Chega. Eu também sinto um certo enfado com a minha própria compulsão analítica.
O que foi que disse o bardo? “O mundo está demais conosco.” Mas o que fazer?
Estamos condenados à autoconsciência. Existir é questionar, como disse…
O pai tentou
devolver o papagaio, mas não o aceitaram de volta. A garantia era de que o
papagaio falava. Não garantiram que seria engraçado. E o papagaio, realmente,
não para de falar. Um dia o pai chegou em casa e foi recebido com a notícia que
a cozinheira tentara se suicidar. Mas como?
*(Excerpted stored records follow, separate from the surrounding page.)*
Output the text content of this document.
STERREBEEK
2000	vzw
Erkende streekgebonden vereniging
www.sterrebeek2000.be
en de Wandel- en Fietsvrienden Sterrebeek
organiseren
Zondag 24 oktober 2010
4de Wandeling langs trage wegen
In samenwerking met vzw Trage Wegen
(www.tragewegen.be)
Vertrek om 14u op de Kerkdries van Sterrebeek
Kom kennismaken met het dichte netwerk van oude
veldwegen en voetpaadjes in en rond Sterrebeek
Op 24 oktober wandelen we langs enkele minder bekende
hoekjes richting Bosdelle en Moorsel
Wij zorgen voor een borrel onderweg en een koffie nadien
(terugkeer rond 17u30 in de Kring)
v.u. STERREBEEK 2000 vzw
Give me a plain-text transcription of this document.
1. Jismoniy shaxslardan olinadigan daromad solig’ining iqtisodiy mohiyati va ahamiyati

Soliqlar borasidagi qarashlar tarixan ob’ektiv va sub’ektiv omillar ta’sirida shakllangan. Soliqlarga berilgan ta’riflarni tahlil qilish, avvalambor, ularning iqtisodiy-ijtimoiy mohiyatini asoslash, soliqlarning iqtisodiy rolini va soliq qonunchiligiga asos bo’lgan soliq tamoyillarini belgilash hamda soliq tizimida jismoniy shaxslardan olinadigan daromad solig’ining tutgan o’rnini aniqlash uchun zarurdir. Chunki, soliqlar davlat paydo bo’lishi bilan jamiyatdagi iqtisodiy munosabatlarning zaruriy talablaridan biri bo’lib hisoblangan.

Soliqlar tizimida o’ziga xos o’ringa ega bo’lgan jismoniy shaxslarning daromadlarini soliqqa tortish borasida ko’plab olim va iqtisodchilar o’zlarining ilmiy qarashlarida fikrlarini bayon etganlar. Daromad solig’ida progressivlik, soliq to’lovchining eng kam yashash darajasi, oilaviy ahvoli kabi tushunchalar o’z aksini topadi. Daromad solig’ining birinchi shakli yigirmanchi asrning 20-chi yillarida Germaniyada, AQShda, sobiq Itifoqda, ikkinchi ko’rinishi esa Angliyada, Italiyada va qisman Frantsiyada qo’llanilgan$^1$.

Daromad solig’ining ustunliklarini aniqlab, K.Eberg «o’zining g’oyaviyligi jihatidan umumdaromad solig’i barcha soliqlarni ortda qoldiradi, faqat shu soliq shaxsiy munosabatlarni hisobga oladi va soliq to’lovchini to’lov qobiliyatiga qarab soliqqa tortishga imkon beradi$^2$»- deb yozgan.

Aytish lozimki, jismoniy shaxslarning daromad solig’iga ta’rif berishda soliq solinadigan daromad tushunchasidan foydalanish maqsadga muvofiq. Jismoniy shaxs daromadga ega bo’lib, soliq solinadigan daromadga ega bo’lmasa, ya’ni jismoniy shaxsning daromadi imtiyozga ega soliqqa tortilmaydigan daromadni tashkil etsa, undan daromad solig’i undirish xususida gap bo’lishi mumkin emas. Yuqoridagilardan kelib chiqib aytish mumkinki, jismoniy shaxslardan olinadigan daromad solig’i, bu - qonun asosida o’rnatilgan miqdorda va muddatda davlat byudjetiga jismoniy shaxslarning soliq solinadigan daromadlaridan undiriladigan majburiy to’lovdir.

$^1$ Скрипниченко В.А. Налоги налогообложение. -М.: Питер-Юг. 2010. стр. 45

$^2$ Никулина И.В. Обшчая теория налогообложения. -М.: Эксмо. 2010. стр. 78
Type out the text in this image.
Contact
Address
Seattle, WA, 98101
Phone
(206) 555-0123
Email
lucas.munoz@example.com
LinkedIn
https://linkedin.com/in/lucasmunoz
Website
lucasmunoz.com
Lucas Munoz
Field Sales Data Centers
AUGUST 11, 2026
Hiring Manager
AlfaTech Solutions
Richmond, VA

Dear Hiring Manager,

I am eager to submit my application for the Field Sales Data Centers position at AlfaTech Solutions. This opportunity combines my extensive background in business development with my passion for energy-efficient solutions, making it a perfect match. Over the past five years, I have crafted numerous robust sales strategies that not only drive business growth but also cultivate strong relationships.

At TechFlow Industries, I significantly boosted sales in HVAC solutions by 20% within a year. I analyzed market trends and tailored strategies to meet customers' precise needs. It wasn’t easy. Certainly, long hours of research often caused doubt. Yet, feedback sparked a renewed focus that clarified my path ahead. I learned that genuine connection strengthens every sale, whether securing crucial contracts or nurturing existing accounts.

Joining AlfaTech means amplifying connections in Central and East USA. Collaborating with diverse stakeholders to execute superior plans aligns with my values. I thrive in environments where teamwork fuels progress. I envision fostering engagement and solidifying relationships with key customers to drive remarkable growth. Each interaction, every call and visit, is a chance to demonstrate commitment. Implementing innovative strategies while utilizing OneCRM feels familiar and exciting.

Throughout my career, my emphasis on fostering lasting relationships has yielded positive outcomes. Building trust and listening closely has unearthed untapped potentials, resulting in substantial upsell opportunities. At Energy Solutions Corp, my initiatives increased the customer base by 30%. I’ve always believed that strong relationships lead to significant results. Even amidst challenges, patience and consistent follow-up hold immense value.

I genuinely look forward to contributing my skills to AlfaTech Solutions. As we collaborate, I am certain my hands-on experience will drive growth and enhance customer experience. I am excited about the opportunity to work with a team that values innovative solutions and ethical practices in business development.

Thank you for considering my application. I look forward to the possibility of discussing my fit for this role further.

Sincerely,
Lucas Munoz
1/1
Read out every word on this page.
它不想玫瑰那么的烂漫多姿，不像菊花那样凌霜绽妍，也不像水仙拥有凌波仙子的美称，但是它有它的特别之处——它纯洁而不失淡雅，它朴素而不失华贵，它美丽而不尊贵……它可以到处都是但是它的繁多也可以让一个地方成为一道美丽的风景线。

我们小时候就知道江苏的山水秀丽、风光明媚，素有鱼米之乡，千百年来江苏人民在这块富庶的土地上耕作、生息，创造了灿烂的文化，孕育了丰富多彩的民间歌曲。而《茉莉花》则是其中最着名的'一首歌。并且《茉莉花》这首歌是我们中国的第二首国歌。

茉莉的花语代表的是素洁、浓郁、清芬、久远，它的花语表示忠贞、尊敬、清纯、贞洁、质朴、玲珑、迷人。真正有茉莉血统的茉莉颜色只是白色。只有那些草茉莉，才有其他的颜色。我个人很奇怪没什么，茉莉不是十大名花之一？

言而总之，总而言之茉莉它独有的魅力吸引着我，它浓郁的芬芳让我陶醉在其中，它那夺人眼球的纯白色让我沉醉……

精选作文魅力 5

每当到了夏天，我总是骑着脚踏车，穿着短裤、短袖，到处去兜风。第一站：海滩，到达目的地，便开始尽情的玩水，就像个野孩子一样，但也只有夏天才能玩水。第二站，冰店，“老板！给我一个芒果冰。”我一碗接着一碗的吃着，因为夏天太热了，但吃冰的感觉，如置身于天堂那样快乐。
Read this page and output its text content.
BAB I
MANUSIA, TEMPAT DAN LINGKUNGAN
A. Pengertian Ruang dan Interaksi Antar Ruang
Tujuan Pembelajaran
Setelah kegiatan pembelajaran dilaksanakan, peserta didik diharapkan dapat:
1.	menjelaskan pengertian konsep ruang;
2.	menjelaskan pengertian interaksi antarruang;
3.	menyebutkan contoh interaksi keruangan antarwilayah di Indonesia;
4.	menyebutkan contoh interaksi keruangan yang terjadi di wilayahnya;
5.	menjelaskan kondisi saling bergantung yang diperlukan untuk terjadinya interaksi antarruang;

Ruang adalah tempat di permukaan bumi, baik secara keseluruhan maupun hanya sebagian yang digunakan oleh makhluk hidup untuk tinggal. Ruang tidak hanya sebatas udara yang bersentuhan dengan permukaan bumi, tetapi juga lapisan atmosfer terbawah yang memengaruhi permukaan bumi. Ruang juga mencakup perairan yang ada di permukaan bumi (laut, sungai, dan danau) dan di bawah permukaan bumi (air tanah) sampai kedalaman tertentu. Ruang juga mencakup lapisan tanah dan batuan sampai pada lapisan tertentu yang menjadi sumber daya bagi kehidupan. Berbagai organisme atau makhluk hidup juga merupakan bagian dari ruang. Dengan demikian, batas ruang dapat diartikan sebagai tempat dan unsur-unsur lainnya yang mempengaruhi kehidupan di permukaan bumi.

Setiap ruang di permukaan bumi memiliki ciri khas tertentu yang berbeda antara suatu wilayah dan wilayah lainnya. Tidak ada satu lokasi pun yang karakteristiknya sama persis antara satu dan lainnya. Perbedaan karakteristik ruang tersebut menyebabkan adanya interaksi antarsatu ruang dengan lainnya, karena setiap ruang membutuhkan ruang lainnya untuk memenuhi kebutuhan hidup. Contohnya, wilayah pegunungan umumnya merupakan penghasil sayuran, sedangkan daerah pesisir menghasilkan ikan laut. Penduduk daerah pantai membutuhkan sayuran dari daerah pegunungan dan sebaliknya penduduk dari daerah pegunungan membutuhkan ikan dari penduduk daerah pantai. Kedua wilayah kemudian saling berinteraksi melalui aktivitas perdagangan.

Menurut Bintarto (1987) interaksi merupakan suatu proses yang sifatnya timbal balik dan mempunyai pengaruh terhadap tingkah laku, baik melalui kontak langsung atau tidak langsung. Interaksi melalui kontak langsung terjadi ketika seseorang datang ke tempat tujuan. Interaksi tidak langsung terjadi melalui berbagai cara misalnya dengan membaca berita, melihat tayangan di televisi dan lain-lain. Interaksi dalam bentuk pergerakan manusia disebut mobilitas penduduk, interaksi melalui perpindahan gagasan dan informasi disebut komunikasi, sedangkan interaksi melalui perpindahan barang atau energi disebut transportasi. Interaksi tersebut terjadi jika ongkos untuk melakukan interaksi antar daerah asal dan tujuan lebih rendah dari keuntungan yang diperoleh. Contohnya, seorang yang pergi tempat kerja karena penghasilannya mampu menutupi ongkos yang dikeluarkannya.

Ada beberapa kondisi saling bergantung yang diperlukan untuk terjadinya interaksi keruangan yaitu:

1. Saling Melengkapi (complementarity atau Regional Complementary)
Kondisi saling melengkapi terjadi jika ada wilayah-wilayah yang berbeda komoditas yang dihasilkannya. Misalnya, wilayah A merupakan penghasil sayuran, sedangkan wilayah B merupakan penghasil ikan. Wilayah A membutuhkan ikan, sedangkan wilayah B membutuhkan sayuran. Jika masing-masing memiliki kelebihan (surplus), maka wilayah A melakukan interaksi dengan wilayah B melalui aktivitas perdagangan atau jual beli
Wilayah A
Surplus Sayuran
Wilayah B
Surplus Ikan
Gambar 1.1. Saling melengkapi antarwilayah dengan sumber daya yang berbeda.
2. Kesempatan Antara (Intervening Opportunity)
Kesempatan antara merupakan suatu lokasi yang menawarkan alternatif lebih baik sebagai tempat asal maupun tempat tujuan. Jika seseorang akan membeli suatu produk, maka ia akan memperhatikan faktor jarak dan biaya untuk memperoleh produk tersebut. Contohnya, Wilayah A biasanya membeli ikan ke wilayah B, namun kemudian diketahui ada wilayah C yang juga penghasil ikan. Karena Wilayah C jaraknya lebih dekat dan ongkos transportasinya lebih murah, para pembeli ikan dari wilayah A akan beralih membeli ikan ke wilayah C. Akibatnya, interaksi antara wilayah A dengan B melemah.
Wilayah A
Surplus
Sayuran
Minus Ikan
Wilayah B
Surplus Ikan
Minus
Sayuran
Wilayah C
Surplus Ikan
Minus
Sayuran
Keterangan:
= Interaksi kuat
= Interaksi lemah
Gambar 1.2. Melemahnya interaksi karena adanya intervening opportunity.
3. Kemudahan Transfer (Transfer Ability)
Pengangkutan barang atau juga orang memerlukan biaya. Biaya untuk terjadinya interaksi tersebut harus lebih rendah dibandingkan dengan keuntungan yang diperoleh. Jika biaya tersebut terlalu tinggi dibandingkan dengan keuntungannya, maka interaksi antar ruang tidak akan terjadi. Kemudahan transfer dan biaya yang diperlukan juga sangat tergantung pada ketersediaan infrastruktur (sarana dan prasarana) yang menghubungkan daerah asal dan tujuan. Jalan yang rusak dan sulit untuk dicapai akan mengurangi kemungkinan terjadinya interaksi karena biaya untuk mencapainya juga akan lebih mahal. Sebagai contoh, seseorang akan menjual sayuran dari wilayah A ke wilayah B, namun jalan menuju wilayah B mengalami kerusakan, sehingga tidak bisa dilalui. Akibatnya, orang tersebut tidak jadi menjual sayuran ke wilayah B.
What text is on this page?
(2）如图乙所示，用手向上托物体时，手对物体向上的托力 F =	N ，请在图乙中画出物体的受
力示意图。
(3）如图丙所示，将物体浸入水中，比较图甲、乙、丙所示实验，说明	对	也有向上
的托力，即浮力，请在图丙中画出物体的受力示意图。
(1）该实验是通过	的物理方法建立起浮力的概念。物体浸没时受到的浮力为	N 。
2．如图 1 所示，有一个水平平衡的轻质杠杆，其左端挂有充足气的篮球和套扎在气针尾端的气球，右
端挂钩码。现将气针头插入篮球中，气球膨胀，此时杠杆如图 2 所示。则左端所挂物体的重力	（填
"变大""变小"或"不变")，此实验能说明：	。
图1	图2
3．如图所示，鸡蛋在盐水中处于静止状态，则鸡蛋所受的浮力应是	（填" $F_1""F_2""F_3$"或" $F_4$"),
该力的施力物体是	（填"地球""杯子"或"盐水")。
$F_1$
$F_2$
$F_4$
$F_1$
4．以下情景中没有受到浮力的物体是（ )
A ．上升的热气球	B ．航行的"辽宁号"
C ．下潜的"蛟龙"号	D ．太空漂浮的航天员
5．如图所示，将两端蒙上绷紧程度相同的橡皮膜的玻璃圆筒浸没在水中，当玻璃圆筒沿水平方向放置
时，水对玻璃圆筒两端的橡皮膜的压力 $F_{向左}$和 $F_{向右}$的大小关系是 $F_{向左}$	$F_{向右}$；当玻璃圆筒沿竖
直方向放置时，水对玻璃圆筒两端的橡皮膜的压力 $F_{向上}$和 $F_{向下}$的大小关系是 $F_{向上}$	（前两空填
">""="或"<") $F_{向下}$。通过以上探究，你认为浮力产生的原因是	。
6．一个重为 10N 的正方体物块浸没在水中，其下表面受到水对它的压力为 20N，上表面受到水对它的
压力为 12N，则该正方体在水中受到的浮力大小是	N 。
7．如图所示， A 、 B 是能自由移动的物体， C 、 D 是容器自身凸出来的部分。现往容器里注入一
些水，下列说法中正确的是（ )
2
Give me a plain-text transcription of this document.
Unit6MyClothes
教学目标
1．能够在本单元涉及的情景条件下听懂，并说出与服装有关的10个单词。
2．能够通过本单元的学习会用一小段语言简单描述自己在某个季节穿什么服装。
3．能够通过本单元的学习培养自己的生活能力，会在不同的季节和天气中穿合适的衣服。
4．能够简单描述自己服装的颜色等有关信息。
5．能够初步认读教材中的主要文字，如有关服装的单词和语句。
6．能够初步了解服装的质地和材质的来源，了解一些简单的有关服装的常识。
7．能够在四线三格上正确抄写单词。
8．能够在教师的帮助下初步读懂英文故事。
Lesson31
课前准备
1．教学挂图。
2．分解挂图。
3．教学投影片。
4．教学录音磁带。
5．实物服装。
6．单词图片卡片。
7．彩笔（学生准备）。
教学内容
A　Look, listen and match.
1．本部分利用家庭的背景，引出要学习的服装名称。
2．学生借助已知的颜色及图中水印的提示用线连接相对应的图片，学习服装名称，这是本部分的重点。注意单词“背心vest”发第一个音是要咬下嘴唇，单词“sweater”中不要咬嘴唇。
A Rosaura, sempre tão bem disposta?
— Foi o
papagaio.
— O
papagaio?
— Ele encheu
a cabeça dela. A futilidade da existência, a indiferença do Universo, sei lá.
Aquilo não
podia continuar assim. Os amigos iam visitar, esperando se divertir com a
conversa do papagaio depressivo.
No princípio
riam muito, sacudiam a cabeça e comentavam: “Veja só, um papagaio filósofo…”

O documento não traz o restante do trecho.